Saturday, December 29, 2012

The Lack of Something

"Why do you stay in prison when the door is so wide open? Move outside the tangle of fear thinking." -Rumi
I spent decades of my life in prison and when the door was finally opened it took me years to walk out of my cell. (Today, I still sometimes gaze longingly outside from behind the bars on the window of my house, just to experience that reassuring feeling of confinement.)

Once I made it out of the prison I slowly expanded the spaces where I felt comfortable existing. From my bedroom to the kitchen to my car to the café where I sat for hours suspiciously eyeing strangers who didn't care to hurt me or even steal my food.

When I was locked down I grew to like being alone. the sounds of coughing and clanking and cursing assured me that someone was always nearby, and solitude was consistent and enforced; an opaque wall that kept me unnoticed and unscathed.  When I gained the choice to fraternize, loneliness crept in like a slow growing mold, filling my expanded space with stark, empty, uncomfortable silence.

This year, I tried to find one word to describe what I want to accomplish but there's no antonym for "loneliness." I've finally settled on the word "unlonely"because my desire is so intangible  it can only be expressed by the lack of something. Maybe I need to stop chasing it as if it were something I could tackle and lock up for safekeeping.

I think this is a good year to stop expanding. I think I will finally give up the handcuffs and even the prison bars in order to become the lack of all the things that have prevented me from letting people in.

Sunday, December 16, 2012

Life repeats itself.


A visit to a poetry slam this evening inspired me to look through my old writing. I found this poem that I wrote in 2008 during an internship at a Rochester city high school. The amount of violence I witnessed was new to me and I wanted to find a reason for it and a way to stop it. 

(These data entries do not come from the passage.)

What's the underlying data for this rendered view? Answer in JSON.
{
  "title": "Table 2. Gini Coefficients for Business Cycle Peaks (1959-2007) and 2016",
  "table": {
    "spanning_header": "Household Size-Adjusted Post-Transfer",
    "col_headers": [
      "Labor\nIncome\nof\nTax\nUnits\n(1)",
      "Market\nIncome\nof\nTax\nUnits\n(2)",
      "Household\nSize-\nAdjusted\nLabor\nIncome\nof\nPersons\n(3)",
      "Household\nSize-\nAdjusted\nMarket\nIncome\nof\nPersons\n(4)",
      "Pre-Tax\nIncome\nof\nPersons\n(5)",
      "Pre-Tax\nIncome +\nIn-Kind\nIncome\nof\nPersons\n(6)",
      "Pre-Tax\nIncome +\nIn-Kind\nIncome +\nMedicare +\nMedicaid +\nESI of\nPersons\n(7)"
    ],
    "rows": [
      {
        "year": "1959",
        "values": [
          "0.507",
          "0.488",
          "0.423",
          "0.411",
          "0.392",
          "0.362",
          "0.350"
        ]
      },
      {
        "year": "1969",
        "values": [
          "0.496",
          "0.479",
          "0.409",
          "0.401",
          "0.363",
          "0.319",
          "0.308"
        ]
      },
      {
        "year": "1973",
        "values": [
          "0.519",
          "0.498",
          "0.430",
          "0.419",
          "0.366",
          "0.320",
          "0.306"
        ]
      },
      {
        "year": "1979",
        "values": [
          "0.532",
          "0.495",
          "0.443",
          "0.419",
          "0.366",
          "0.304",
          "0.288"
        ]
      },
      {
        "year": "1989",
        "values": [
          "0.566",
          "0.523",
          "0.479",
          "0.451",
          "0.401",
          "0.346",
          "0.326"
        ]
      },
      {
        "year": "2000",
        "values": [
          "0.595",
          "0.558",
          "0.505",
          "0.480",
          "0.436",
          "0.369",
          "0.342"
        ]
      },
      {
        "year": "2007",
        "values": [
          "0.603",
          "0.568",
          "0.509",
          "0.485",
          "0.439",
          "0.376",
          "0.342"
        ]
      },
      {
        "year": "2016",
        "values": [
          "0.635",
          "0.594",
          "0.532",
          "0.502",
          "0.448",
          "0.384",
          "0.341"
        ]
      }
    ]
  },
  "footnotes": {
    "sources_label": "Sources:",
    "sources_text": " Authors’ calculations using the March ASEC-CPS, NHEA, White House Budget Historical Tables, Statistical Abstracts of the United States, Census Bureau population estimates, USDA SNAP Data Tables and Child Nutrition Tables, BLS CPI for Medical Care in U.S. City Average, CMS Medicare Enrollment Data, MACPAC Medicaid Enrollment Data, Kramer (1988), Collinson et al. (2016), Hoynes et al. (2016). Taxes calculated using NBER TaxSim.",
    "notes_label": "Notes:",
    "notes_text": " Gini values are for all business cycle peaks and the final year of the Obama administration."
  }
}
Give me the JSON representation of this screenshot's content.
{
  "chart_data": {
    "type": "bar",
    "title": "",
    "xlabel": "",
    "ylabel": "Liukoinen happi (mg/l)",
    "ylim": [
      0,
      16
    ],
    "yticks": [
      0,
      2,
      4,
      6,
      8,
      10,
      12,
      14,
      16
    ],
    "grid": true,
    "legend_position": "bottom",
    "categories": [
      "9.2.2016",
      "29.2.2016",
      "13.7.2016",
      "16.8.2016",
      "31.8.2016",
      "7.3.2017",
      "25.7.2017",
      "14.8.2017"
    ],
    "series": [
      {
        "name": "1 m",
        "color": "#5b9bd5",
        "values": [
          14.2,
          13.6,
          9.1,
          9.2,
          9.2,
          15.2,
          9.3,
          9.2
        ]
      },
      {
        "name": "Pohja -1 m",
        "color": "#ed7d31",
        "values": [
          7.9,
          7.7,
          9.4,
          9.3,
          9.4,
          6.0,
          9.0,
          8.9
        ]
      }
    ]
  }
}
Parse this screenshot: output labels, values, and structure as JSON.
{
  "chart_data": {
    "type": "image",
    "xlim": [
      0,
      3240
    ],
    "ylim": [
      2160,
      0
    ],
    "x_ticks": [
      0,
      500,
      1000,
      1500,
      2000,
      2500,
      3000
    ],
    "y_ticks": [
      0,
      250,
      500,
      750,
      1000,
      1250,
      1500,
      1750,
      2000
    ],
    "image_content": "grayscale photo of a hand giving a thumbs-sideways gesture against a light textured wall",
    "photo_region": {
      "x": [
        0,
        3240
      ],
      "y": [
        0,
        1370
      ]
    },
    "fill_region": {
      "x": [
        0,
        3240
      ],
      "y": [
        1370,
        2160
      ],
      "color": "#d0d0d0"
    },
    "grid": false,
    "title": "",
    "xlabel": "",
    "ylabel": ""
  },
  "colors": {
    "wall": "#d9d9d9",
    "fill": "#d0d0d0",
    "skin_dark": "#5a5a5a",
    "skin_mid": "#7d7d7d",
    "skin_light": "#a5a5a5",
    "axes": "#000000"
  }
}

Four years later I understand the reasons a little better but I still don't know how to stop it. Because the topic seems to fit with what's happening in the world lately I'll share this again, even though I want to fix it up in some places. I welcome your feedback and responses!

"Call to Action"


It was a normal day for the affected students;
Beginning with math and english and history
And ending with one fist to the teeth
And a head through a window
On the second floor; shattered glass
Spread at the feet of a crowd
Who scattered as the blood began
To flow from above someone's left eye.

To students and staff who know nothing else
The consequent spitting out of teeth and the
Bright red trail from the window to the ambulance
Was like a scene from a movie watched too many times:
A repetition, boring and meaningless,
Failing to disturb its desensitized viewers.

In such a way the realities of lasting hatred
And fear embedded in hot blooded veins
Are brought forth regularly and laid out
In drops of blood on high school stairways.
They scream to remind us that we are not doing enough;
That we are only scratching the surface of this monster called violence
And that we will never end the fights unless we reach deeper
Beneath its skin; beneath its bones and into its veins
To find the origins of the diseases that allow
This hatred to thrive and survive.
But these blatant exhibitions are conveniently
And consistently ignored.

If such young bodies can regularly
Burst through barriers and break open the skin
Why can't we?
What is stopping us from recognizing
Our own fingerprints in the blood left on the walls;
From admitting our role in generation after generation of failure?
Why do we shield our eyes when the injured are led away
In handcuffs, spitting out cries for help
In the form of angry words and empty threats?

Just as there are layers of veins and cells
And bones beneath the skin
There are years of pain
Abandonment, confusion and ignorance
Beneath these brawls.
In these stale scenes a solution waits to be found;
Begs for us to dig deeper and try harder;
Pleads for an end to apathy and a
Stronger commitment to healing the diseases
That make violence a chronic part of life.